The study will last 5 years.

During the first year, doctors will closely monitor participants to check:

• safety and side effects

• how well the treatment is tolerated

• immune system reactions

• changes in biological markers related to Parkinson’s

• any early signs of improvement in symptoms

For the remaining 4 years, patients will continue to be followed to ensure long-term safety and to track ongoing changes in biomarkers and symptoms.

Participants may also receive methylprednisolone or sirolimus, medications often used to manage immune reactions and support the body’s response to biologic treatments.

The official name of the trial is the PROPEL study.

This study is testing whether a new treatment, JNJ-64042056, can slow down early memory and thinking decline in people who are at the very earliest stage of Alzheimer’s disease — before noticeable symptoms appear.

Participants are randomly assigned to receive either the study drug or a placebo (a look-alike with no active medicine). Neither the participants nor the researchers know who is receiving which treatment, which helps keep the results unbiased.

JNJ-64042056 is a type of active immunotherapy designed to train the body’s immune system to target phosphorylated tau, a protein involved in the early development of Alzheimer’s disease.

The main goal is to see whether the treatment slows cognitive decline, measured through a specialized test called PACC-5, which is sensitive to early changes in memory and thinking.

Researchers will also carefully monitor:

• safety and side effects

• how the immune system responds

• how the treatment compares with placebo over time

In short, this study aims to find out whether vaccinating the immune system against a key Alzheimer’s-related protein can delay the earliest signs of Alzheimer’s disease.

This study is testing a special type of brain scan to see how accurately it can detect tau protein buildup in people with Alzheimer’s disease.

Tau is one of the key proteins involved in Alzheimer’s, and being able to see it clearly in the living brain could help doctors diagnose and understand the disease much earlier and more accurately.

The scan uses a radioactive tracer called [18F]PI-2620, which attaches to tau protein so it can be seen on a PET scan.

This is a Phase 3, open-label study, meaning:

• Everyone knows what scan they are receiving (no placebo).

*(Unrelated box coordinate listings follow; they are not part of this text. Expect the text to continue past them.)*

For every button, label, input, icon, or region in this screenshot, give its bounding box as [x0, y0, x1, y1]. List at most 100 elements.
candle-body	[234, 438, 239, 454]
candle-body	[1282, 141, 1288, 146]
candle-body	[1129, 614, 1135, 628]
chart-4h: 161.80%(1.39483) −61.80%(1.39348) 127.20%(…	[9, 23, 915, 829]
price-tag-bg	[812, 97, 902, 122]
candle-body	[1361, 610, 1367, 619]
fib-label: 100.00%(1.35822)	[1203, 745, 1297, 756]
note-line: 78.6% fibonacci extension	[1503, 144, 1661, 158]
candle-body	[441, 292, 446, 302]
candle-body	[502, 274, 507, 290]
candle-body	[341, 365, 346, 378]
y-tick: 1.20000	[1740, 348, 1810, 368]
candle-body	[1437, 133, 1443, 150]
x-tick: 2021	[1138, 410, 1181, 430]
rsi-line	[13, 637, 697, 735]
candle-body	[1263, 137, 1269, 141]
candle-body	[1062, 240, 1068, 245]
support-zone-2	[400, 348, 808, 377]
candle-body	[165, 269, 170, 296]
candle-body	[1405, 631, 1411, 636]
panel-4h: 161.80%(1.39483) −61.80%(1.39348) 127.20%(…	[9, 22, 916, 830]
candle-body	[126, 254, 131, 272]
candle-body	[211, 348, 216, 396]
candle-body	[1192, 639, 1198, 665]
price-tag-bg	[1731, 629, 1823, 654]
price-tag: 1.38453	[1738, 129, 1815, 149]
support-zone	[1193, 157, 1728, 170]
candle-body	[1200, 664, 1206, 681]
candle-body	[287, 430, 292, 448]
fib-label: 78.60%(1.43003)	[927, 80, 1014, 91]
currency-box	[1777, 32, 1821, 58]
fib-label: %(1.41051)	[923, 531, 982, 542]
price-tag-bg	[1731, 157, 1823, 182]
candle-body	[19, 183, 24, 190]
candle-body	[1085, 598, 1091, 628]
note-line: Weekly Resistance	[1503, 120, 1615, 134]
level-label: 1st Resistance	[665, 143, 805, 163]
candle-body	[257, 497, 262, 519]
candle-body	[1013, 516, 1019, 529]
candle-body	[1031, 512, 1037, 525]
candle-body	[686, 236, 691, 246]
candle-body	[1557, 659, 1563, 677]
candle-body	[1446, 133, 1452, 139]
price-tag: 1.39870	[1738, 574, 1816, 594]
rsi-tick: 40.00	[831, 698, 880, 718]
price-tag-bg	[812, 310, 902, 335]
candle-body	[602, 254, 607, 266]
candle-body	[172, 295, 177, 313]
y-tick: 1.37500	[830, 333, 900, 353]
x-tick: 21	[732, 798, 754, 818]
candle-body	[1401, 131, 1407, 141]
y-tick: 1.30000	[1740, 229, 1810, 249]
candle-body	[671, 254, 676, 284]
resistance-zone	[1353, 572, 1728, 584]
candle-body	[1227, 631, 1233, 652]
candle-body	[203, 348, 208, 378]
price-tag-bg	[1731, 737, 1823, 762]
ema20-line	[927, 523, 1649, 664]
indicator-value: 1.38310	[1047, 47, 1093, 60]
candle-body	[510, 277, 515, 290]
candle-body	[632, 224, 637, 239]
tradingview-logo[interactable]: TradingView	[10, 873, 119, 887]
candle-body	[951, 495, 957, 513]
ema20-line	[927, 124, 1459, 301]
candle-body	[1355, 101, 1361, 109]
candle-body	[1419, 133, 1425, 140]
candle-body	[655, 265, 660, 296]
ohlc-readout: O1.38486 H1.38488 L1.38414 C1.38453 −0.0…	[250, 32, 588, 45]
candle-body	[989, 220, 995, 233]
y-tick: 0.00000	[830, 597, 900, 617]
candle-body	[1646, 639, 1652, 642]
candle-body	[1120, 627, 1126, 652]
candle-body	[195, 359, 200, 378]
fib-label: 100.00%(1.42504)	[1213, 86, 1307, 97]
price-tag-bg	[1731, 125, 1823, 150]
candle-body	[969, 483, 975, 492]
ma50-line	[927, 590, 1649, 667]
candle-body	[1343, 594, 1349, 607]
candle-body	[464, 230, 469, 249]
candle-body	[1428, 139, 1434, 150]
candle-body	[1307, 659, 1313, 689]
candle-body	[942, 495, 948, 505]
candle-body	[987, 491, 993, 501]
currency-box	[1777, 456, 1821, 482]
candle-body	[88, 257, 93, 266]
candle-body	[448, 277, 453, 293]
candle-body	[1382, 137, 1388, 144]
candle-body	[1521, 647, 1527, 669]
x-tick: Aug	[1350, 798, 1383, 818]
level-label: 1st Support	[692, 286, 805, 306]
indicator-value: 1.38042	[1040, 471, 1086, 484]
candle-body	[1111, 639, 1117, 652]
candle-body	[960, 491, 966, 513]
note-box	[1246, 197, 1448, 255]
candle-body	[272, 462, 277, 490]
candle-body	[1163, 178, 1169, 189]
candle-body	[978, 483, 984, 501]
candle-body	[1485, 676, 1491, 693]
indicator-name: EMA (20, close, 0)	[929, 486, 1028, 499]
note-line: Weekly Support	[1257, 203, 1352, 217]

• Participants include people with Alzheimer’s as well as people without dementia.

• The study takes place at multiple centers.

The goal is to compare what the PET scan shows during life with what is found after death through a brain autopsy, which is currently the most accurate way to measure tau.

By comparing these two, researchers can determine how well the scan detects tau and whether it can be trusted as a reliable diagnostic tool.

Safety will also be closely monitored to ensure the tracer and scan do not cause harmful side effects.

In short, the study aims to prove whether this PET scan can become a dependable way to see Alzheimer’s-related tau in the living brain.